JAKARTA, GEMADIKA.com – Mahkamah Konstitusi (MK) mengeluarkan putusan yang menghapus persentase pengusulan pasangan calon presiden dan wakil presiden (presidential threshold) yang digelar di Ruang Sidang Pleno MK, Kamis (2/1/2025).
Dalam putusan tersebut, MK menyatakan Pasal 222 Undang-undang Nomor 7 Tahun 2017 tentang Pemilihan Umum (UU Pemilu) bertentangan dengan konstitusi.
Menteri Koordinator bidang Hukum, Hak Asasi Manusia (HAM), Imigrasi dan Pemasyarakatan Yusril Ihza Mahendra mengatakan pemerintah menghormati putusan yang telah dikeluarkan MK.
“Sesuai ketentuan Pasal 24C UUD 45, putusan MK adalah putusan pertama dan terakhir yang bersifat final dan mengikat (final and binding),” kata Yusril melalui keterangan tertulis, Jumat (3/1/2025). Melansir cnnindonesia.
Putusan MK itu bersifat mengikat, semua pihak termasuk pemerintah tidak dapat melakukan upaya hukum apapun untuk membatalkan putusan tersebut.
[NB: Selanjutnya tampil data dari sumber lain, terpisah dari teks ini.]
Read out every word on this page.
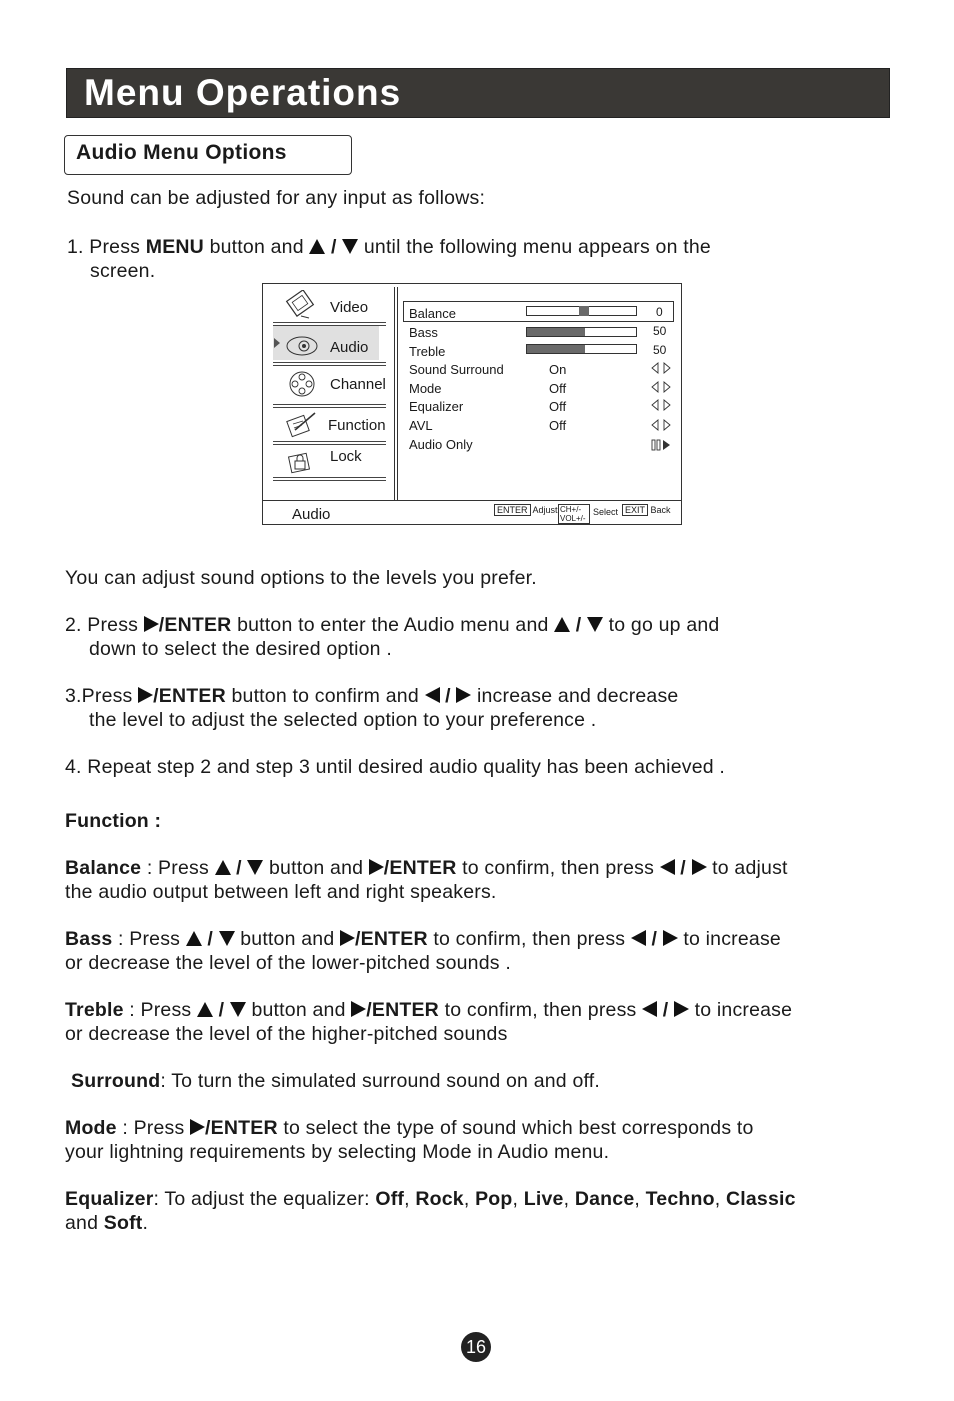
Menu Operations
Audio Menu Options
Sound can be adjusted for any input as follows:
1. Press MENU button and  /  until the following menu appears on the
screen.
Video
Audio
Channel
Function
Lock
Balance	0
Bass	50
Treble	50
Sound Surround	On
Mode	Off
Equalizer	Off
AVL	Off
Audio Only
Audio	ENTER Adjust CH+/-
VOL+/-
Select EXIT Back
You can adjust sound options to the levels you prefer.
2. Press /ENTER button to enter the Audio menu and  /  to go up and
down to select the desired option .
3.Press /ENTER button to confirm and  /  increase and decrease
the level to adjust the selected option to your preference .
4. Repeat step 2 and step 3 until desired audio quality has been achieved .
Function :
Balance : Press  /  button and /ENTER to confirm, then press  /  to adjust
the audio output between left and right speakers.
Bass : Press  /  button and /ENTER to confirm, then press  /  to increase
or decrease the level of the lower-pitched sounds .
Treble : Press  /  button and /ENTER to confirm, then press  /  to increase
or decrease the level of the higher-pitched sounds
Surround: To turn the simulated surround sound on and off.
Mode : Press /ENTER to select the type of sound which best corresponds to
your lightning requirements by selecting Mode in Audio menu.
Equalizer: To adjust the equalizer: Off, Rock, Pop, Live, Dance, Techno, Classic
and Soft.
16
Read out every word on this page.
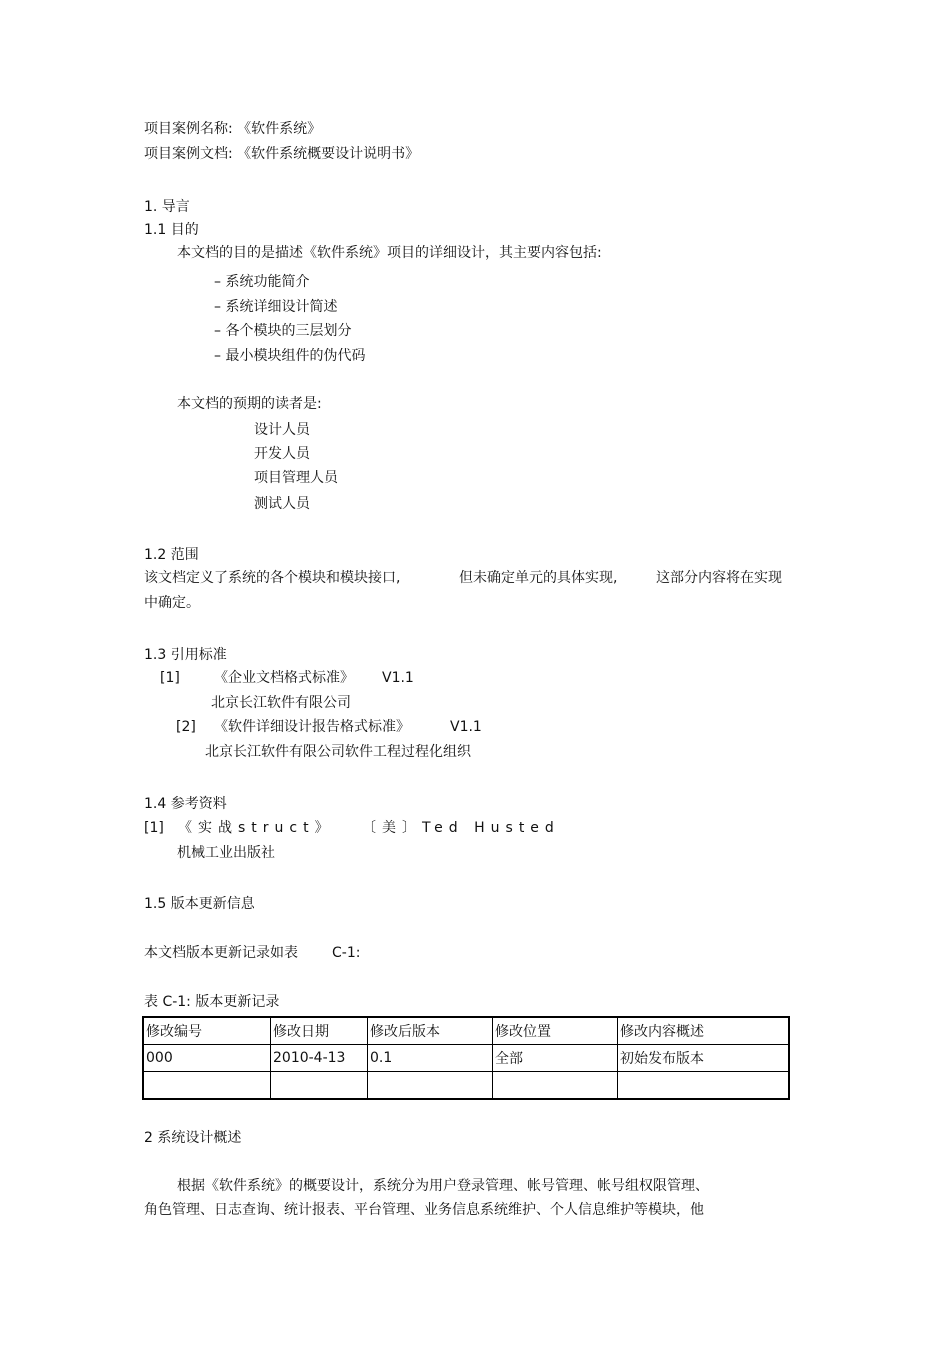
项目案例名称: 《软件系统》
项目案例文档: 《软件系统概要设计说明书》
1. 导言
1.1 目的
本文档的目的是描述《软件系统》项目的详细设计，其主要内容包括:
– 系统功能简介
– 系统详细设计简述
– 各个模块的三层划分
– 最小模块组件的伪代码
本文档的预期的读者是:
设计人员
开发人员
项目管理人员
测试人员
1.2 范围
该文档定义了系统的各个模块和模块接口,	但未确定单元的具体实现,	这部分内容将在实现
中确定。
1.3 引用标准
[1] 《企业文档格式标准》 V1.1
北京长江软件有限公司
[2] 《软件详细设计报告格式标准》	V1.1
北京长江软件有限公司软件工程过程化组织
1.4 参考资料
[1] 《实战struct》 〔美〕Ted Husted
机械工业出版社
1.5 版本更新信息
本文档版本更新记录如表 C-1:
表 C-1: 版本更新记录
修改编号	修改日期	修改后版本	修改位置	修改内容概述
000	2010-4-13	0.1	全部	初始发布版本

2 系统设计概述
根据《软件系统》的概要设计，系统分为用户登录管理、帐号管理、帐号组权限管理、
角色管理、日志查询、统计报表、平台管理、业务信息系统维护、个人信息维护等模块，他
Ia menyadari permohonan untuk menguji ketentuan Pasal 222 UU Pemilu telah dilakukan lebih dari 30 kali, dan baru pada pengujian terakhir dikabulkan.
“Namun, apa pun juga pertimbangan hukum MK dalam mengambil putusan itu, pemerintah menghormatinya dan tentu tidak dalam posisi dapat mengomentari sebagaimana dapat dilakukan para akademisi atau aktivis,” jelas Yusril.
“MK berwenang menguji norma Undang-undang dan berwenang pula menyatakannya bertentangan dengan UUD 45 dan tidak mempunyai kekuatan hukum mengikat,” lanjutnya.
MK telah mengeluarkan tiga putusan dengan nomor 87, 121 dan 129/PUU-XXII/2024 yang membatalkan keberadaan ambang batas pencalonan pasangan presiden dan wakil presiden.
Selanjutnya, pemerintah akan membahas implikasinya terhadap pengaturan pelaksanaan Pilpres tahun 2029.
“Jika diperlukan perubahan dan penambahan norma dalam UU Pemilu akibat penghapusan presidential threshold, maka pemerintah tentu akan menggarapnya bersama-sama dengan DPR,” ucap Yusril.
“Semua stakeholders termasuk KPU dan Bawaslu, akademisi, pegiat pemilu dan masyarakat tentu akan dilibatkan dalam pembahasan itu nantinya,” tegasnya.
Sebelumnya, MK mengabulkan seluruh permohonan yang diajukan oleh empat orang Mahasiswa Fakultas Syariah dan Hukum UIN Sunan Kalijaga, yakni Enika Maya Oktavia, Rizki Maulana Syafei, Faisal Nasirul Haq dan Tsalis Khoriul Fatna.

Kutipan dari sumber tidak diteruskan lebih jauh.